For Beijing, Chen's initiative is a step toward a declaration of independence by what it considers a "rebel province." In other words, a casus belli that has everyone trembling. The UN secretary general, who received Chen's official request to join, has not even bothered to send it for discussion in the Security Council, as is required. He preferred to return it to the sender. Europe, for its part, has informed Chen that his initiative is "not helpful" and is "liable to undermine stability." The administration of United States President George W. Bush, which whole-heartedly praises liberty and democracy, has declared the initiative a "mistake" and has contributed a typical "diplomatic pearl" to the discussion: "Taiwan cannot join the United Nations, as at the moment it is not a state in the international community."

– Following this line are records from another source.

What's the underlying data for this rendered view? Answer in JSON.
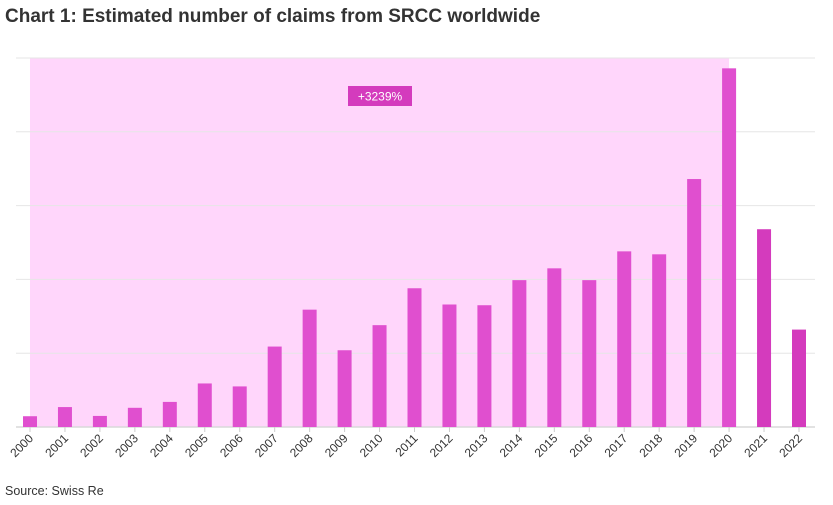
{
  "chart_data": {
    "type": "bar",
    "title": "Chart 1: Estimated number of claims from SRCC worldwide",
    "source": "Source: Swiss Re",
    "xlabel": "",
    "ylabel": "",
    "categories": [
      "2000",
      "2001",
      "2002",
      "2003",
      "2004",
      "2005",
      "2006",
      "2007",
      "2008",
      "2009",
      "2010",
      "2011",
      "2012",
      "2013",
      "2014",
      "2015",
      "2016",
      "2017",
      "2018",
      "2019",
      "2020",
      "2021",
      "2022"
    ],
    "values": [
      0.146,
      0.27,
      0.15,
      0.26,
      0.34,
      0.59,
      0.55,
      1.09,
      1.59,
      1.04,
      1.38,
      1.88,
      1.66,
      1.65,
      1.99,
      2.15,
      1.99,
      2.38,
      2.34,
      3.36,
      4.86,
      2.68,
      1.32
    ],
    "ylim": [
      0,
      5
    ],
    "grid": true,
    "highlight": {
      "from": "2000",
      "to": "2020",
      "label": "+3239%"
    },
    "colors": {
      "bar": "#e04fcf",
      "bar_outside": "#d43bbd",
      "highlight": "#ffd6fb",
      "annotation": "#d43bbd",
      "grid": "#e6e6e6"
    }
  }
}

And Israel? It has no choice but to go with the flow, as they say in Jerusalem. At least this is what Foreign Minister Tzipi Livni did during her visit to Beijing last week, when she praised the "shared values" of China and Israel. Some in Taipei wondered exactly what the minister was referring to - values like democracy, human rights and freedom of speech? The insult to the Taiwanese is particularly harsh in light of their identification with Israel: two small and effervescent "real democracies" engaged in their own security-existential troubles, exposed to threats from a huge external enemy and dependent on American protection and aid. Some call Taiwan "the Israel of the Pacific" and "the David of the Far East."
Chen is not naive. He knows his initiative will fail. He knows the "regional Goliath" is also a "global Goliath" and that "might makes right" turns the wheels of international diplomacy. His role boils down to showing the world its moral nakedness.